Resource Allocation:
- cpu_resources: Defines resources for CPU-only tasks, including:
  - runtime: Maximum time allocated for the task.
  - mem_mb: Memory (in MB) allocated for the task.
- gpu_resources: Defines resources for GPU tasks, including:
  - runtime: Maximum time allocated for GPU tasks.
  - mem_mb: Memory (in MB) allocated for GPU tasks.
  - gpus: Number of GPUs to be used.
  - slurm_partition: SLURM partition to use for job scheduling.
  - slurm_extra: Additional SLURM options for GPU allocation.
Simulation Parameters:
- random_seed: Global seed for reproducible simulator, processor, and training behavior.
- n_chunk: Number of scatter/gather chunks used during simulation/processing. The workflow divides the total number of simulations (n_train + n_val + n_test) evenly across n_chunk helper YAML files so each worker operates on a disjoint slice of the Zarr store. Increasing n_chunk yields more parallel jobs with fewer simulations per job; decreasing it reduces concurrency at the cost of larger jobs.
- n_train, n_val, n_test: Counts of training, validation, and test simulations.
Model Training Configuration:
- train_embedding_net_separately: Boolean flag indicating whether to train the embedding network separately from the normalizing flow.
- use_cache: Boolean flag indicating whether to load features into CPU memory.
- optimizer: The optimization algorithm to be used (e.g., “Adam”).

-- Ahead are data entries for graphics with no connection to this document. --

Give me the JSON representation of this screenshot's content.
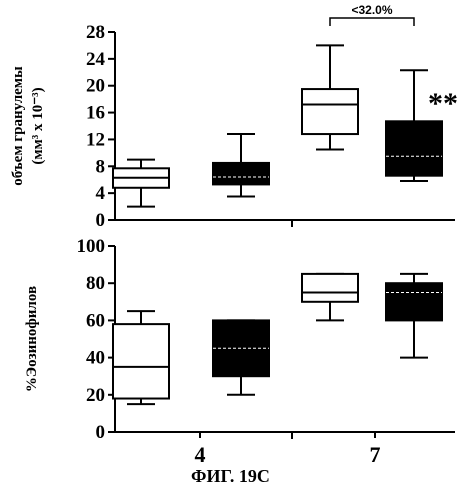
{
  "figure": {
    "caption": "ФИГ. 19С"
  },
  "chart_data": [
    {
      "type": "box",
      "ylabel": [
        "объем гранулемы",
        "(мм³ x 10⁻³)"
      ],
      "ylim": [
        0,
        28
      ],
      "yticks": [
        0,
        4,
        8,
        12,
        16,
        20,
        24,
        28
      ],
      "categories": [
        "4",
        "7"
      ],
      "groups": [
        {
          "category": "4",
          "fill": "#ffffff",
          "min": 2,
          "q1": 4.8,
          "median": 6.3,
          "q3": 7.7,
          "max": 9
        },
        {
          "category": "4",
          "fill": "#000000",
          "min": 3.5,
          "q1": 5.3,
          "median": 6.4,
          "q3": 8.5,
          "max": 12.8
        },
        {
          "category": "7",
          "fill": "#ffffff",
          "min": 10.5,
          "q1": 12.8,
          "median": 17.2,
          "q3": 19.5,
          "max": 26
        },
        {
          "category": "7",
          "fill": "#000000",
          "min": 5.8,
          "q1": 6.6,
          "median": 9.5,
          "q3": 14.7,
          "max": 22.3
        }
      ],
      "annotations": {
        "bracket_label": "<32.0%",
        "significance": "**"
      }
    },
    {
      "type": "box",
      "ylabel": [
        "%Эозинофилов"
      ],
      "ylim": [
        0,
        100
      ],
      "yticks": [
        0,
        20,
        40,
        60,
        80,
        100
      ],
      "categories": [
        "4",
        "7"
      ],
      "groups": [
        {
          "category": "4",
          "fill": "#ffffff",
          "min": 15,
          "q1": 18,
          "median": 35,
          "q3": 58,
          "max": 65
        },
        {
          "category": "4",
          "fill": "#000000",
          "min": 20,
          "q1": 30,
          "median": 45,
          "q3": 60,
          "max": 60
        },
        {
          "category": "7",
          "fill": "#ffffff",
          "min": 60,
          "q1": 70,
          "median": 75,
          "q3": 85,
          "max": 85
        },
        {
          "category": "7",
          "fill": "#000000",
          "min": 40,
          "q1": 60,
          "median": 75,
          "q3": 80,
          "max": 85
        }
      ]
    }
  ]
}
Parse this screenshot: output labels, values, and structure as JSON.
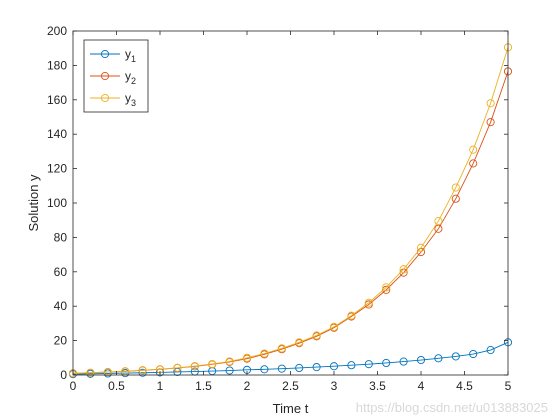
{
  "chart_data": {
    "type": "line",
    "xlabel": "Time t",
    "ylabel": "Solution y",
    "xlim": [
      0,
      5
    ],
    "ylim": [
      0,
      200
    ],
    "xticks": [
      "0",
      "0.5",
      "1",
      "1.5",
      "2",
      "2.5",
      "3",
      "3.5",
      "4",
      "4.5",
      "5"
    ],
    "yticks": [
      "0",
      "20",
      "40",
      "60",
      "80",
      "100",
      "120",
      "140",
      "160",
      "180",
      "200"
    ],
    "grid": false,
    "legend_position": "top-left",
    "marker": "circle",
    "series": [
      {
        "name": "y1",
        "name_base": "y",
        "name_sub": "1",
        "color": "#0072BD",
        "x": [
          0,
          0.2,
          0.4,
          0.6,
          0.8,
          1.0,
          1.2,
          1.4,
          1.6,
          1.8,
          2.0,
          2.2,
          2.4,
          2.6,
          2.8,
          3.0,
          3.2,
          3.4,
          3.6,
          3.8,
          4.0,
          4.2,
          4.4,
          4.6,
          4.8,
          5.0
        ],
        "values": [
          0.5,
          0.7,
          0.9,
          1.1,
          1.3,
          1.5,
          1.8,
          2.0,
          2.3,
          2.6,
          3.0,
          3.3,
          3.7,
          4.1,
          4.6,
          5.1,
          5.7,
          6.3,
          7.0,
          7.8,
          8.7,
          9.7,
          10.8,
          12.2,
          14.5,
          19.0
        ]
      },
      {
        "name": "y2",
        "name_base": "y",
        "name_sub": "2",
        "color": "#D95319",
        "x": [
          0,
          0.2,
          0.4,
          0.6,
          0.8,
          1.0,
          1.2,
          1.4,
          1.6,
          1.8,
          2.0,
          2.2,
          2.4,
          2.6,
          2.8,
          3.0,
          3.2,
          3.4,
          3.6,
          3.8,
          4.0,
          4.2,
          4.4,
          4.6,
          4.8,
          5.0
        ],
        "values": [
          1.0,
          1.3,
          1.7,
          2.1,
          2.7,
          3.3,
          4.1,
          5.0,
          6.2,
          7.6,
          9.5,
          12.0,
          15.0,
          18.5,
          22.5,
          27.5,
          34.0,
          41.0,
          49.5,
          59.5,
          71.5,
          85.0,
          102.5,
          123.0,
          147.0,
          176.5
        ]
      },
      {
        "name": "y3",
        "name_base": "y",
        "name_sub": "3",
        "color": "#EDB120",
        "x": [
          0,
          0.2,
          0.4,
          0.6,
          0.8,
          1.0,
          1.2,
          1.4,
          1.6,
          1.8,
          2.0,
          2.2,
          2.4,
          2.6,
          2.8,
          3.0,
          3.2,
          3.4,
          3.6,
          3.8,
          4.0,
          4.2,
          4.4,
          4.6,
          4.8,
          5.0
        ],
        "values": [
          1.0,
          1.3,
          1.7,
          2.2,
          2.8,
          3.4,
          4.2,
          5.2,
          6.4,
          7.9,
          10.0,
          12.5,
          15.5,
          19.0,
          23.0,
          28.0,
          34.5,
          42.0,
          51.0,
          61.5,
          74.0,
          89.5,
          109.0,
          131.0,
          158.0,
          190.5
        ]
      }
    ]
  },
  "watermark": "https://blog.csdn.net/u013883025"
}
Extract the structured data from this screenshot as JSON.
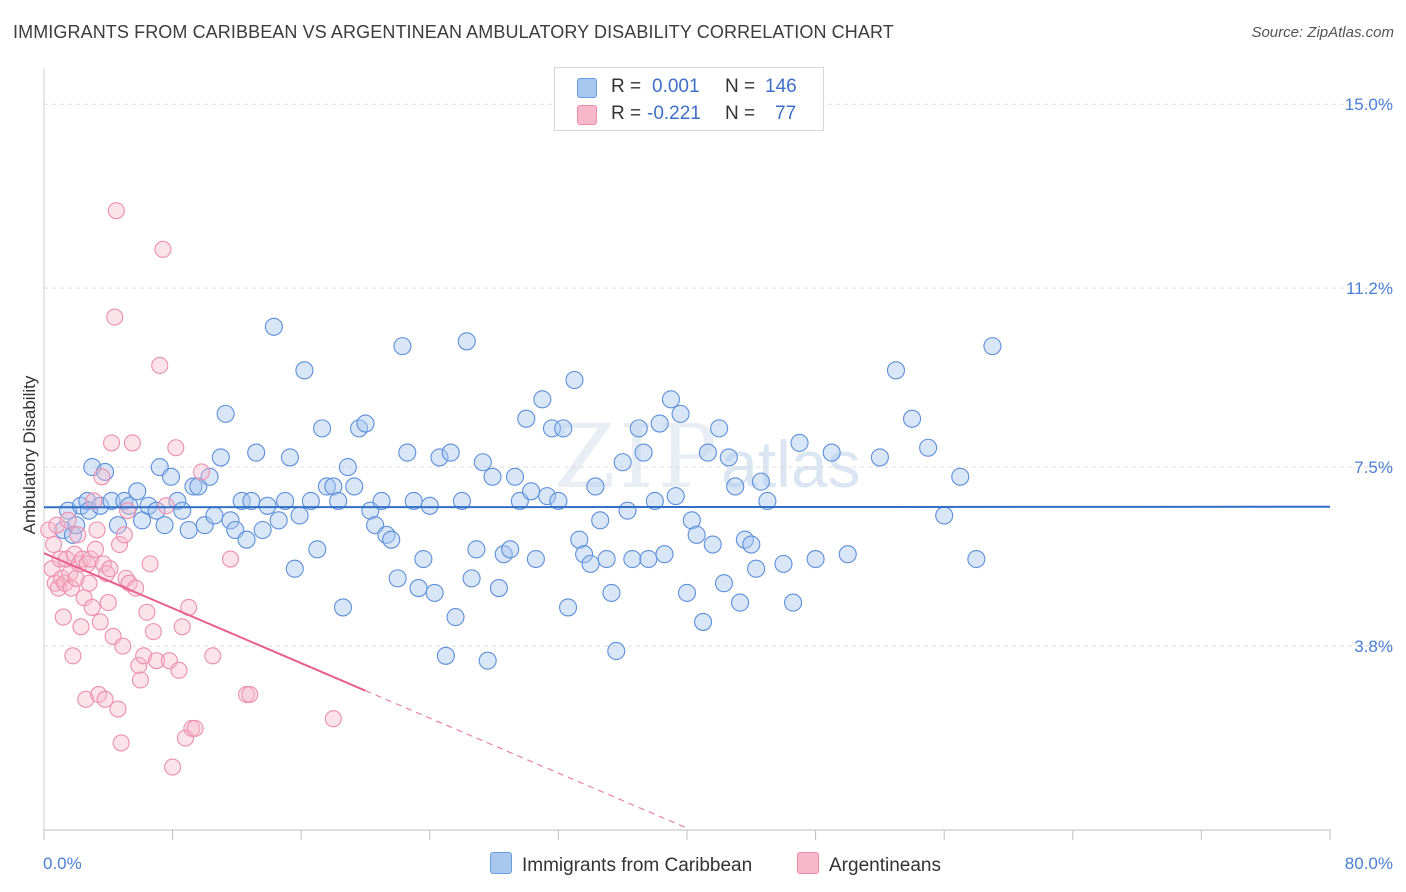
{
  "title": "IMMIGRANTS FROM CARIBBEAN VS ARGENTINEAN AMBULATORY DISABILITY CORRELATION CHART",
  "source": "Source: ZipAtlas.com",
  "watermark": {
    "main": "ZIP",
    "sub": "atlas"
  },
  "legend": {
    "rows": [
      {
        "r_label": "R =",
        "r_value": "0.001",
        "n_label": "N =",
        "n_value": "146",
        "color": "#a9c8f0"
      },
      {
        "r_label": "R =",
        "r_value": "-0.221",
        "n_label": "N =",
        "n_value": "77",
        "color": "#f8b8cb"
      }
    ]
  },
  "bottom_legend": [
    {
      "label": "Immigrants from Caribbean",
      "color": "#a9c8f0"
    },
    {
      "label": "Argentineans",
      "color": "#f8b8cb"
    }
  ],
  "chart_data": {
    "type": "scatter",
    "title": "IMMIGRANTS FROM CARIBBEAN VS ARGENTINEAN AMBULATORY DISABILITY CORRELATION CHART",
    "xlabel": "",
    "ylabel": "Ambulatory Disability",
    "xlim": [
      0,
      80
    ],
    "ylim": [
      0,
      15.5
    ],
    "x_tick_labels": [
      "0.0%",
      "80.0%"
    ],
    "y_ticks": [
      3.8,
      7.5,
      11.2,
      15.0
    ],
    "y_tick_labels": [
      "3.8%",
      "7.5%",
      "11.2%",
      "15.0%"
    ],
    "grid": "dashed horizontal",
    "legend_position": "top-center",
    "colors": {
      "blue": "#4a82d8",
      "blue_fill": "#a9c8f0",
      "pink": "#e8608e",
      "pink_fill": "#f8b8cb"
    },
    "series": [
      {
        "name": "Immigrants from Caribbean",
        "trend": {
          "x": [
            0,
            80
          ],
          "y": [
            6.67,
            6.68
          ]
        },
        "points": [
          [
            1.2,
            6.2
          ],
          [
            1.5,
            6.6
          ],
          [
            1.8,
            6.1
          ],
          [
            2.0,
            6.3
          ],
          [
            2.3,
            6.7
          ],
          [
            2.7,
            6.8
          ],
          [
            2.8,
            6.6
          ],
          [
            3.0,
            7.5
          ],
          [
            3.5,
            6.7
          ],
          [
            3.8,
            7.4
          ],
          [
            4.2,
            6.8
          ],
          [
            4.6,
            6.3
          ],
          [
            5.0,
            6.8
          ],
          [
            5.3,
            6.7
          ],
          [
            5.8,
            7.0
          ],
          [
            6.1,
            6.4
          ],
          [
            6.5,
            6.7
          ],
          [
            7.0,
            6.6
          ],
          [
            7.2,
            7.5
          ],
          [
            7.5,
            6.3
          ],
          [
            7.9,
            7.3
          ],
          [
            8.3,
            6.8
          ],
          [
            8.6,
            6.6
          ],
          [
            9.0,
            6.2
          ],
          [
            9.3,
            7.1
          ],
          [
            9.6,
            7.1
          ],
          [
            10.0,
            6.3
          ],
          [
            10.3,
            7.3
          ],
          [
            10.6,
            6.5
          ],
          [
            11.0,
            7.7
          ],
          [
            11.3,
            8.6
          ],
          [
            11.6,
            6.4
          ],
          [
            11.9,
            6.2
          ],
          [
            12.3,
            6.8
          ],
          [
            12.6,
            6.0
          ],
          [
            12.9,
            6.8
          ],
          [
            13.2,
            7.8
          ],
          [
            13.6,
            6.2
          ],
          [
            13.9,
            6.7
          ],
          [
            14.3,
            10.4
          ],
          [
            14.6,
            6.4
          ],
          [
            15.0,
            6.8
          ],
          [
            15.3,
            7.7
          ],
          [
            15.6,
            5.4
          ],
          [
            15.9,
            6.5
          ],
          [
            16.2,
            9.5
          ],
          [
            16.6,
            6.8
          ],
          [
            17.0,
            5.8
          ],
          [
            17.3,
            8.3
          ],
          [
            17.6,
            7.1
          ],
          [
            18.0,
            7.1
          ],
          [
            18.3,
            6.8
          ],
          [
            18.6,
            4.6
          ],
          [
            18.9,
            7.5
          ],
          [
            19.3,
            7.1
          ],
          [
            19.6,
            8.3
          ],
          [
            20.0,
            8.4
          ],
          [
            20.3,
            6.6
          ],
          [
            20.6,
            6.3
          ],
          [
            21.0,
            6.8
          ],
          [
            21.3,
            6.1
          ],
          [
            21.6,
            6.0
          ],
          [
            22.0,
            5.2
          ],
          [
            22.3,
            10.0
          ],
          [
            22.6,
            7.8
          ],
          [
            23.0,
            6.8
          ],
          [
            23.3,
            5.0
          ],
          [
            23.6,
            5.6
          ],
          [
            24.0,
            6.7
          ],
          [
            24.3,
            4.9
          ],
          [
            24.6,
            7.7
          ],
          [
            25.0,
            3.6
          ],
          [
            25.3,
            7.8
          ],
          [
            25.6,
            4.4
          ],
          [
            26.0,
            6.8
          ],
          [
            26.3,
            10.1
          ],
          [
            26.6,
            5.2
          ],
          [
            26.9,
            5.8
          ],
          [
            27.3,
            7.6
          ],
          [
            27.6,
            3.5
          ],
          [
            27.9,
            7.3
          ],
          [
            28.3,
            5.0
          ],
          [
            28.6,
            5.7
          ],
          [
            29.0,
            5.8
          ],
          [
            29.3,
            7.3
          ],
          [
            29.6,
            6.8
          ],
          [
            30.0,
            8.5
          ],
          [
            30.3,
            7.0
          ],
          [
            30.6,
            5.6
          ],
          [
            31.0,
            8.9
          ],
          [
            31.3,
            6.9
          ],
          [
            31.6,
            8.3
          ],
          [
            32.0,
            6.8
          ],
          [
            32.3,
            8.3
          ],
          [
            32.6,
            4.6
          ],
          [
            33.0,
            9.3
          ],
          [
            33.3,
            6.0
          ],
          [
            33.6,
            5.7
          ],
          [
            34.0,
            5.5
          ],
          [
            34.3,
            7.1
          ],
          [
            34.6,
            6.4
          ],
          [
            35.0,
            5.6
          ],
          [
            35.3,
            4.9
          ],
          [
            35.6,
            3.7
          ],
          [
            36.0,
            7.6
          ],
          [
            36.3,
            6.6
          ],
          [
            36.6,
            5.6
          ],
          [
            37.0,
            8.3
          ],
          [
            37.3,
            7.8
          ],
          [
            37.6,
            5.6
          ],
          [
            38.0,
            6.8
          ],
          [
            38.3,
            8.4
          ],
          [
            38.6,
            5.7
          ],
          [
            39.0,
            8.9
          ],
          [
            39.3,
            6.9
          ],
          [
            39.6,
            8.6
          ],
          [
            40.0,
            4.9
          ],
          [
            40.3,
            6.4
          ],
          [
            40.6,
            6.1
          ],
          [
            41.0,
            4.3
          ],
          [
            41.3,
            7.8
          ],
          [
            41.6,
            5.9
          ],
          [
            42.0,
            8.3
          ],
          [
            42.3,
            5.1
          ],
          [
            42.6,
            7.7
          ],
          [
            43.0,
            7.1
          ],
          [
            43.3,
            4.7
          ],
          [
            43.6,
            6.0
          ],
          [
            44.0,
            5.9
          ],
          [
            44.3,
            5.4
          ],
          [
            44.6,
            7.2
          ],
          [
            45.0,
            6.8
          ],
          [
            46.0,
            5.5
          ],
          [
            46.6,
            4.7
          ],
          [
            47.0,
            8.0
          ],
          [
            48.0,
            5.6
          ],
          [
            49.0,
            7.8
          ],
          [
            50.0,
            5.7
          ],
          [
            52.0,
            7.7
          ],
          [
            53.0,
            9.5
          ],
          [
            54.0,
            8.5
          ],
          [
            55.0,
            7.9
          ],
          [
            56.0,
            6.5
          ],
          [
            57.0,
            7.3
          ],
          [
            58.0,
            5.6
          ],
          [
            59.0,
            10.0
          ]
        ]
      },
      {
        "name": "Argentineans",
        "trend": {
          "x": [
            0,
            20,
            40
          ],
          "y": [
            5.72,
            2.88,
            0.04
          ]
        },
        "points": [
          [
            0.3,
            6.2
          ],
          [
            0.5,
            5.4
          ],
          [
            0.6,
            5.9
          ],
          [
            0.7,
            5.1
          ],
          [
            0.8,
            6.3
          ],
          [
            0.9,
            5.0
          ],
          [
            1.0,
            5.6
          ],
          [
            1.1,
            5.2
          ],
          [
            1.2,
            4.4
          ],
          [
            1.3,
            5.1
          ],
          [
            1.4,
            5.6
          ],
          [
            1.5,
            6.4
          ],
          [
            1.6,
            5.3
          ],
          [
            1.7,
            5.0
          ],
          [
            1.8,
            3.6
          ],
          [
            1.9,
            5.7
          ],
          [
            2.0,
            5.2
          ],
          [
            2.1,
            6.1
          ],
          [
            2.2,
            5.5
          ],
          [
            2.3,
            4.2
          ],
          [
            2.4,
            5.6
          ],
          [
            2.5,
            4.8
          ],
          [
            2.6,
            2.7
          ],
          [
            2.7,
            5.5
          ],
          [
            2.8,
            5.1
          ],
          [
            2.9,
            5.6
          ],
          [
            3.0,
            4.6
          ],
          [
            3.1,
            6.8
          ],
          [
            3.2,
            5.8
          ],
          [
            3.3,
            6.2
          ],
          [
            3.4,
            2.8
          ],
          [
            3.5,
            4.3
          ],
          [
            3.6,
            7.3
          ],
          [
            3.7,
            5.5
          ],
          [
            3.8,
            2.7
          ],
          [
            3.9,
            5.3
          ],
          [
            4.0,
            4.7
          ],
          [
            4.1,
            5.4
          ],
          [
            4.2,
            8.0
          ],
          [
            4.3,
            4.0
          ],
          [
            4.4,
            10.6
          ],
          [
            4.5,
            12.8
          ],
          [
            4.6,
            2.5
          ],
          [
            4.7,
            5.9
          ],
          [
            4.8,
            1.8
          ],
          [
            4.9,
            3.8
          ],
          [
            5.0,
            6.1
          ],
          [
            5.1,
            5.2
          ],
          [
            5.2,
            6.6
          ],
          [
            5.3,
            5.1
          ],
          [
            5.5,
            8.0
          ],
          [
            5.7,
            5.0
          ],
          [
            5.9,
            3.4
          ],
          [
            6.0,
            3.1
          ],
          [
            6.2,
            3.6
          ],
          [
            6.4,
            4.5
          ],
          [
            6.6,
            5.5
          ],
          [
            6.8,
            4.1
          ],
          [
            7.0,
            3.5
          ],
          [
            7.2,
            9.6
          ],
          [
            7.4,
            12.0
          ],
          [
            7.6,
            6.7
          ],
          [
            7.8,
            3.5
          ],
          [
            8.0,
            1.3
          ],
          [
            8.2,
            7.9
          ],
          [
            8.4,
            3.3
          ],
          [
            8.6,
            4.2
          ],
          [
            8.8,
            1.9
          ],
          [
            9.0,
            4.6
          ],
          [
            9.2,
            2.1
          ],
          [
            9.8,
            7.4
          ],
          [
            10.5,
            3.6
          ],
          [
            11.6,
            5.6
          ],
          [
            12.6,
            2.8
          ],
          [
            12.8,
            2.8
          ],
          [
            18.0,
            2.3
          ],
          [
            9.4,
            2.1
          ]
        ]
      }
    ]
  }
}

- batch_size: The size of the batches used during training.
- learning_rate: The learning rate for the optimizer.
- max_num_epochs: Maximum number of training epochs.
- stop_after_epochs: Number of epochs with no improvement after which training should stop.
- clip_max_norm: Maximum norm for gradient clipping.
- packed_sequence: Boolean flag indicating whether to use packed sequences during training.
Simulator Configuration (see Simulators for details):
- simulator: Contains class_name plus any overrides for attributes listed in the simulator’s default_config (e.g., samples, sequence_length, mutation_rate). All keys must be supported by the selected simulator.
Processor Configuration (see Processors):
- processor: Contains class_name plus any supported keyword arguments (e.g., n_snps, maf_thresh). Unsupported keys raise an error at runtime.
Embedding Network Configuration:
- embedding_network: Specifies the neural architecture that consumes processor outputs. Each block contains class_name and architecture-specific kwargs (e.g., ExchangeableCNN uses output_dim, input_rows, input_cols; SummaryStatisticsEmbedding ignores these extras).
Prediction Configuration (only needed for prediction_workflow.smk):
- prediction: Controls how the workflow subsets a VCF into windows and ensures compatibility with the training simulator. - vcf: Path to the compressed VCF to process. - ancestral_fasta: FASTA file providing ancestral alleles (optional; if omitted, the reference allele is assumed ancestral). - population_map: YAML mapping sample IDs to simulator population names. Sample counts must match the simulator defaults so that inferred trees and trained networks share the same structure. - windows: BED file describing genomic windows to analyze. - min_snps_per_window: Minimum number of segregating variants required for a window to be processed. - n_chunk: Number of scatter/gather chunks for prediction. setup_prediction.py caps this at the number of valid windows and divides them evenly across YAML files, mirroring how n_chunk works for training.

When running prediction_workflow.smk, the simulator, processor, and embedding_network sections are reused exactly as they were during training: tree sequences inferred from the VCF are routed through the same processor class, embedded by the saved neural network, and scored by the trained normalizing flow. Keeping these sections synchronized between training and prediction avoids dimension or population-mismatch errors.